During a second meeting in December 2018, Petersen agreed to the $10,000 bribe to escort the drug transport vehicle.
“Defendant would act as a decoy if law enforcement attempted to intervene or stop the vehicle,” the plea agreement said.
Carrying a gun and wearing a security guard outfit that closely resembled an official police uniform, Petersen drove to the gang member’s home in Rowland Heights in March 2019.
In a vehicle that resembled an unmarked police car, Petersen escorted a white U-Haul truck containing illegally grown marijuana from Fontana back to the vicinity of the gang member’s home, according to the plea agreement.
When Petersen arrived at the destination, the gang member gave him the paper bag filled with cash.
In the plea agreement, Petersen admitted to escorting at least one other drug shipment for the gang member.
After the second drug run, the gang member told Petersen that a cocaine shipment had been intercepted, possibly because a “snitch” had tipped off law enforcement, according to a filing by Asst.

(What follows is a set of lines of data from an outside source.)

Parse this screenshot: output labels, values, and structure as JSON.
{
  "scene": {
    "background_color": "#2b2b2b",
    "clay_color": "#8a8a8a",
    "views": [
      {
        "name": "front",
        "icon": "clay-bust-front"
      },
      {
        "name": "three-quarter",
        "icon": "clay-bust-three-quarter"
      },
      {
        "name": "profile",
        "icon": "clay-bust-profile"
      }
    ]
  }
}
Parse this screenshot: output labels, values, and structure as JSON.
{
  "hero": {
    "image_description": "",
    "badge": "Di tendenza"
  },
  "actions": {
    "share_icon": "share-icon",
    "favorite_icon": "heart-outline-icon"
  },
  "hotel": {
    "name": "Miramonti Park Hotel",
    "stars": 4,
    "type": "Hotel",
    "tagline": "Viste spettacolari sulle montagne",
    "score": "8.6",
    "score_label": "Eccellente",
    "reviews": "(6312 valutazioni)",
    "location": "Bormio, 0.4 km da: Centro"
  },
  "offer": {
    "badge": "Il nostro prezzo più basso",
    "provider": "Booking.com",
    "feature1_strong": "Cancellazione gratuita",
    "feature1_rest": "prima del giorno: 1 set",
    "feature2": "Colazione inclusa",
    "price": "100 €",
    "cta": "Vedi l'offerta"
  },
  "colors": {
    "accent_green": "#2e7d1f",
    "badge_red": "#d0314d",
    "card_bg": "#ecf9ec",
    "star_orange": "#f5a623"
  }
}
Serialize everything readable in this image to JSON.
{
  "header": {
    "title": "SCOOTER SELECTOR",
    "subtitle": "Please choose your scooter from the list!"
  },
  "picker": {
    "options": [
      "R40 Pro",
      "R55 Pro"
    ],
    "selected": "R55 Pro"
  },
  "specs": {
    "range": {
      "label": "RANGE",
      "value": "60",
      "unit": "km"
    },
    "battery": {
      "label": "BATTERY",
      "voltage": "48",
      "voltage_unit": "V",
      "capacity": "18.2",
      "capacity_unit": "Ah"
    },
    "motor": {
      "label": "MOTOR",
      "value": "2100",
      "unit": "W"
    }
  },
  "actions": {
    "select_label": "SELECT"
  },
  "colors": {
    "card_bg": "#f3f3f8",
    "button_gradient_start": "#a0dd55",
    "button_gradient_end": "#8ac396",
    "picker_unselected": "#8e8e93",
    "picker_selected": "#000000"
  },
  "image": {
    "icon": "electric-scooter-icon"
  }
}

U.S. Atty. Ian V. Yanniello of the International Narcotics, Money Laundering and Racketeering Section, who prosecuted the case.
In May 2019, Petersen searched the California Law Enforcement Telecommunications system, which gives the user access to FBI databases, for information about the person the gang member believed was the snitch.
He also searched for other suspected snitches, netting $500 to $1,000 each time.
In September 2020, he accepted $1,000 to find out whether tracking devices on gang members’ cars were part of a law enforcement investigation.
Petersen is scheduled to be sentenced on Jan. 11 by U.S. District Judge Stanley Blumenfeld Jr.